Is eating red meat sustainable?

Understanding the effects of our Diets

Before moving to the UK, I had never really asked myself whether my diet was sustainable. I had always tried to eat healthy, but for personal reasons. However, upon learning that different types of food were linked to different volumes of carbon footprints, I realised that my eating habits were having a direct impact on climate change."Fruits and Vegetables laid out on a table" by USDA is licensed under CC BY 2.0

How carbon-rich is your diet?

A study done by Shrink That Footprint compared the 5 following types of diets: Meat Lovers, Average, No Beef, Vegetarian and Vegan. The end result was a comparison of the carbon emissions associated with each type of diet. As expected, the Meat Lover’s diet was associated with the biggest amount of carbon emission, while the Vegan diet emitted only half as much.

Foodprints by Diet Type (Source: Shrink That Footprint)

Perhaps the most interesting fact about this study was the notorious amount of carbon emissions associated with the consumption of Beef and Lamb. A recent study has shown that a diet high in red meat causes double the amount of carbon emissions than a vegetarian diet. Another study has come to the conclusion that switching at least one day per week from red meat and dairy products to chicken, fish, eggs or a vegetarian diet can achieve more GHG reduction than buying all locally sourced food.

The impact of our decisions

As I read about this, it became clear that I should reduce my red-meat and dairy consumption. Other practices, such as buying local produce and reducing food waste also became evident. However, I was still struggling to understand the impact of this decision on a bigger scale.

To make it more graspable, I decided to estimate the amount of carbon that would not be emitted if the entire UK population were to switch from an Average diet to a No-beef diet. To simplify this exercise, I assumed that the whole UK population had an average eating habit. It was also more plausible to assume that society was more willing to change to a no-beef diet rather than to a vegetarian one. The carbon emissions data that was used was from the study done by Shrink That Footprint.

I came to the conclusion that if the entire UK population where to switch from an average diet to a no-beef one we could prevent the emission of 14,037.9 million tons of CO2 per year.

From food to forests

However, I was still wondering how to make this number more relatable. To mitigate the effects of CO2 emissions, the concepts of carbon sequestration forests and carbon stocks have been developed. With this in mind, I decided to roughly estimate how much of an Amazon rainforest used towards carbon sequestration would the UK need to mitigate the impact of its population’s diet if they should choose to not switch to a non-beef diet.

Tropical forest in Loreto, Peru
Tropical forest in Loreto, Peru (Image by D. Requena Suarez)

The carbon sequestration data of a tropical ecosystem was based on this FAO study. Assuming a high carbon-sequestration rate and a uniformity that cannot be found in tropical forests, the amount of tropical forest needed would be of roughly 12 million hectares per year.
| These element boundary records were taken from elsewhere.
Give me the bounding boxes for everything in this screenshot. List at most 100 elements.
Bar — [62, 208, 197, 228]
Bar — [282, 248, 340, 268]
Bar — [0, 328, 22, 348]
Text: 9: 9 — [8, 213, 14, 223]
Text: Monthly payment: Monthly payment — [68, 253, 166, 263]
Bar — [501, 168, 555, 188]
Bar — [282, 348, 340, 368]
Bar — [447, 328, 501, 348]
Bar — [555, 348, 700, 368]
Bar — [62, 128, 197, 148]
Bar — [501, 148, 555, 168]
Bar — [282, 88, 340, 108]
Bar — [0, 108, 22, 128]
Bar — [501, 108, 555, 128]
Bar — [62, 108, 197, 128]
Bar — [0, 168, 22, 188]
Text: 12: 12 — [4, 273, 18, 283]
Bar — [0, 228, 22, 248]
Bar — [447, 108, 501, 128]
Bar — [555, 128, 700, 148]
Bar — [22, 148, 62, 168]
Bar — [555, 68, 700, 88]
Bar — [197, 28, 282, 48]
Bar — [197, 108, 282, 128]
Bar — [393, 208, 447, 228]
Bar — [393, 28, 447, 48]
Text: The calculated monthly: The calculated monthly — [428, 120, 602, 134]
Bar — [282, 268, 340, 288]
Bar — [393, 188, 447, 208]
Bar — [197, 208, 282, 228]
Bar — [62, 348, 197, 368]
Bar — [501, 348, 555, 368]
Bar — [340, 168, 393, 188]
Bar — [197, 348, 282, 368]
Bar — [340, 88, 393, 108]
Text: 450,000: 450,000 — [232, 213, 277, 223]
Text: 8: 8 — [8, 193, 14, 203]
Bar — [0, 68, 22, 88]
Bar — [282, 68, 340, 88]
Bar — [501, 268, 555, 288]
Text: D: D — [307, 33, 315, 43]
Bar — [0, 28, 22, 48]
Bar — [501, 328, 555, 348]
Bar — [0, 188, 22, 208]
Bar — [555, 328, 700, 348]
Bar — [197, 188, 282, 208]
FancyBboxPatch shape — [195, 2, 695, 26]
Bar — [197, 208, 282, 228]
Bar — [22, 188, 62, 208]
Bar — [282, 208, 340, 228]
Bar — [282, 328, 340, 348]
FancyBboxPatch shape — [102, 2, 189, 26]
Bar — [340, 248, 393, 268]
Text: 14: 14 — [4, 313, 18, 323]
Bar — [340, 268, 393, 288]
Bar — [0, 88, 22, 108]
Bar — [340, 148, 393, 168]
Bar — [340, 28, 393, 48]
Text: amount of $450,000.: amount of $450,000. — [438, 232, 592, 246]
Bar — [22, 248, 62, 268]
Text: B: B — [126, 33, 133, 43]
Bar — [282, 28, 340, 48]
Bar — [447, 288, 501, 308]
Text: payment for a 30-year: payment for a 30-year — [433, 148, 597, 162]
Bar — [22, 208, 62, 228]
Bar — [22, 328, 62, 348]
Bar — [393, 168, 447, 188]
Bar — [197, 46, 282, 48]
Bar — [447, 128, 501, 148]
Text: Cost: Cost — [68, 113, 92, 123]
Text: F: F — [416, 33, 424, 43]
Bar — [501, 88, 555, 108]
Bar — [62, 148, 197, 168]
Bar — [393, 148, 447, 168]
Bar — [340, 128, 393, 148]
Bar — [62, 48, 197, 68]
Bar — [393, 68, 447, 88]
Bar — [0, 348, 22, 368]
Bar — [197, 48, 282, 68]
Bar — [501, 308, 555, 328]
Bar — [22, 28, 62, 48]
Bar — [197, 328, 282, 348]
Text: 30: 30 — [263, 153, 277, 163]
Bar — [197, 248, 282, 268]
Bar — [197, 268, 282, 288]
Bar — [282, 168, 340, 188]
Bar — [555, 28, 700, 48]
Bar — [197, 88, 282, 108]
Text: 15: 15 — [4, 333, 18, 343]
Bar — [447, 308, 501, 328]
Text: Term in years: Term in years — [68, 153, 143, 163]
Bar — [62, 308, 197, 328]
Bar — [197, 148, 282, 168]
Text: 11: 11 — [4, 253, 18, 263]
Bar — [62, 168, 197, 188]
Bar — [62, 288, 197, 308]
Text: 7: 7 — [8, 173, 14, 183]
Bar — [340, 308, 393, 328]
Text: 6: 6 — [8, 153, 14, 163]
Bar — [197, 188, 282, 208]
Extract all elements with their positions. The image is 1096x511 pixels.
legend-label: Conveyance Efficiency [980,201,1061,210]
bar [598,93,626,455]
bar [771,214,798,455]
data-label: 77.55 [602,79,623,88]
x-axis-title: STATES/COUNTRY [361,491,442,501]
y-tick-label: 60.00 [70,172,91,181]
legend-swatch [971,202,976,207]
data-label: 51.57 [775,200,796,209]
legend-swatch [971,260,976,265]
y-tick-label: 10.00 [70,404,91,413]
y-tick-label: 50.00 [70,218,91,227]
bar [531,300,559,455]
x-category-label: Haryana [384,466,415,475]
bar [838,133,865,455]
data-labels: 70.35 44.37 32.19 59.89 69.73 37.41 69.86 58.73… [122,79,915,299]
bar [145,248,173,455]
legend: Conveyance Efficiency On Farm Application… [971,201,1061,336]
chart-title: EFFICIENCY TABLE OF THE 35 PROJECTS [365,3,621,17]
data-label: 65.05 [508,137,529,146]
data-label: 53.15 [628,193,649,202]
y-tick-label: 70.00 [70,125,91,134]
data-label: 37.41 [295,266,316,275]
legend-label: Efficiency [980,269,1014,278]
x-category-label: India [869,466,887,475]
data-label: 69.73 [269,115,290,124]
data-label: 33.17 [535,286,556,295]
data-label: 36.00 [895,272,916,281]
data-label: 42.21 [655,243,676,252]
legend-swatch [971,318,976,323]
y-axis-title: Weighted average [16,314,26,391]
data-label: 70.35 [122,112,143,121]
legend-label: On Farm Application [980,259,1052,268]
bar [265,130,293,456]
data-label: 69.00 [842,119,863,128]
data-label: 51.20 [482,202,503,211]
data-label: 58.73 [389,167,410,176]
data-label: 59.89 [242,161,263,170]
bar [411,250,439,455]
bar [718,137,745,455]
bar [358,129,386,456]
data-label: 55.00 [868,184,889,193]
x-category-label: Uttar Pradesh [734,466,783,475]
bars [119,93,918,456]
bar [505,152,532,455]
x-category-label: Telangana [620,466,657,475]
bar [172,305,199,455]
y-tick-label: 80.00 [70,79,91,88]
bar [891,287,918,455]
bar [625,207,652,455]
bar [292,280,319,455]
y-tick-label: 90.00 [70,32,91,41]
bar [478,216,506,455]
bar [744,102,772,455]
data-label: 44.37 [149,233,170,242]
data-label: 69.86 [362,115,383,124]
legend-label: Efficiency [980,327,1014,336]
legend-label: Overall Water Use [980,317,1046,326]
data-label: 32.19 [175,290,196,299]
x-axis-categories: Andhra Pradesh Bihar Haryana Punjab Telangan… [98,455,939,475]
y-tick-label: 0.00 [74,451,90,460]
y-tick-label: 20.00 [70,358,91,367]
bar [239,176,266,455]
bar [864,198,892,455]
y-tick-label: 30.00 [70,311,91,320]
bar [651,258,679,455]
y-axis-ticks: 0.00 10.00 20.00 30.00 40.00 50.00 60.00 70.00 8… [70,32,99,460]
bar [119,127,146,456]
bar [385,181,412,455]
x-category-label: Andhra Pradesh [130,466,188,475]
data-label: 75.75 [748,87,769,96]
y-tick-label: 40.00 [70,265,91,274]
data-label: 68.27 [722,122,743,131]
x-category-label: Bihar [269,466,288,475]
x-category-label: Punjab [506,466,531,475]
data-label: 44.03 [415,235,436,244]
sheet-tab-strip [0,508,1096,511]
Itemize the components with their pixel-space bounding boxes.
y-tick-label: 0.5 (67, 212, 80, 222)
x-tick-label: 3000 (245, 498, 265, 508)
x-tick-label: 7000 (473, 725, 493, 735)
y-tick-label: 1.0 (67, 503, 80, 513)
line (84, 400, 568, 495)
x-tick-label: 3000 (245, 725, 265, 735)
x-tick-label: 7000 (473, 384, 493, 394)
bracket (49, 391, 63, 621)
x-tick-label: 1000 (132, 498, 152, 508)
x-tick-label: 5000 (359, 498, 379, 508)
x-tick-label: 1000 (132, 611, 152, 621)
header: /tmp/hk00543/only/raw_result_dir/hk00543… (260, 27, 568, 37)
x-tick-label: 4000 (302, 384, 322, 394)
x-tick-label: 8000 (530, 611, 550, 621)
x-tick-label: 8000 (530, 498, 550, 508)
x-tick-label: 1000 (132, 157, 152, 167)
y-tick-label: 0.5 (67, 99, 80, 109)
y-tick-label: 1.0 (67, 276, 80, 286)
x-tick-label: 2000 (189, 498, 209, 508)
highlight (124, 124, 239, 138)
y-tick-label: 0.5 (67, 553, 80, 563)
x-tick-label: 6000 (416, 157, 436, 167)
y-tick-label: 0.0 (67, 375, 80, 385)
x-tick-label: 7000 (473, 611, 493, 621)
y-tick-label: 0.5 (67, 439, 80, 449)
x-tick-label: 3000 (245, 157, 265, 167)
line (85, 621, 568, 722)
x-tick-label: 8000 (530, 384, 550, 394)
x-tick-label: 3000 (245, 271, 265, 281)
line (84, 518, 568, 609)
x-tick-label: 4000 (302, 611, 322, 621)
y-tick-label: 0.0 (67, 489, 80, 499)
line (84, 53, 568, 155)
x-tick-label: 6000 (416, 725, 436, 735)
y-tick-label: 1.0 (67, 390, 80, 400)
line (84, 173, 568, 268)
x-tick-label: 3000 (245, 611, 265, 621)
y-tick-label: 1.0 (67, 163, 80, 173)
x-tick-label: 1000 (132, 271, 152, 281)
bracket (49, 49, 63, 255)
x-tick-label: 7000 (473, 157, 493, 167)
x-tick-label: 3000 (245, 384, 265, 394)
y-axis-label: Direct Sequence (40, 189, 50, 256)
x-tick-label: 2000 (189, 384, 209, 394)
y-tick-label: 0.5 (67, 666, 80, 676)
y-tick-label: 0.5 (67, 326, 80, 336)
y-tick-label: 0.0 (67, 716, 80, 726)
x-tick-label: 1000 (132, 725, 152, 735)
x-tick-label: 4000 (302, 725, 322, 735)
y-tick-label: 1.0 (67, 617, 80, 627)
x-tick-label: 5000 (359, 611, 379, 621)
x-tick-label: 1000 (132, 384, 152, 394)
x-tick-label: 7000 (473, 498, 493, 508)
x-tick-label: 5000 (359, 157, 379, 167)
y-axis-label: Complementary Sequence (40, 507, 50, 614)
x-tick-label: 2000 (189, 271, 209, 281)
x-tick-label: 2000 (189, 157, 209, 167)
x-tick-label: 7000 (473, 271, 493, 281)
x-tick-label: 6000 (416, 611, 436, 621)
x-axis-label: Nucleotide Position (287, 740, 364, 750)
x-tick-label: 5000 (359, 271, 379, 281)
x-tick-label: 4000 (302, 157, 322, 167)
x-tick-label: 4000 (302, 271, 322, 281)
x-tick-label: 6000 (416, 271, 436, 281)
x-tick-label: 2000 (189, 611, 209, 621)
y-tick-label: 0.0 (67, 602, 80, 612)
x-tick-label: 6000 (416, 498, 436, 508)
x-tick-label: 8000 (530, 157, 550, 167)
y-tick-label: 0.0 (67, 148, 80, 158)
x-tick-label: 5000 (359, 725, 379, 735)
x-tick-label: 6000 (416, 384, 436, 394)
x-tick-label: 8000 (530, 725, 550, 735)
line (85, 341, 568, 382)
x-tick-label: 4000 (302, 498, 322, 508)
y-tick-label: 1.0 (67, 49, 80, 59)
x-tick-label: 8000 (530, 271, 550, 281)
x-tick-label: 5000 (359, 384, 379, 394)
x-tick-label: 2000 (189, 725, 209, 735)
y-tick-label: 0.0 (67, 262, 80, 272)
That’s right, 12 million hectares, which is almost half the size of the UK!

In summary, if the UK population decided to not cut their beef consumption, 12 million hectares would have to be set aside for carbon sequestration in a tropical forest per year. It is astonishing that the CO2 emissions associated with beef and lamb consumption can have such an overwhelming impact on the environment.

It would be naïve not to mention the direct impact that beef has on tropical forests through deforestation. Through habitat conversion, extensive cattle ranching is the primary cause for deforestation in most Amazon countries.

Extensive cattle ranching in Peru (Image by D. Requena Suarez)
Extensive cattle ranching in Peru (Image by D. Requena Suarez)

Thinking ahead

Of course, it is evident that using carbon sequestration forest to mitigate the impact of emissions by unsustainable diets is not the way to go. Not only because such practices would not address the main problem, but also because governments are not willing to acknowledge the urgency to reduce carbon emission associated with food consumption.

Fortunately, here are some things that we can change in our everyday diets that can contribute to reduce the carbon emission associated with food systems, such as reducing beef and milk consumption, eating local and seasonal produce, and reducing waste to a minimum. As part of a society, we can also advocate for the integration of a sustainable food policy into the government agenda.

A further explanation on what we can do to make our diets more sustainable en eco-friendly can be found in the LiveWell for Life Program developed by WWF and Friends of Europe.

Finally, and on a much more personal note, I am certain that after today I won’t look at a steak the same way I did before.

Author’s note: Even though the numerical exercise presented in this post was based on verifiable sources, many assumptions had to be made. Therefore, the results shown should only be considered as rough approximations.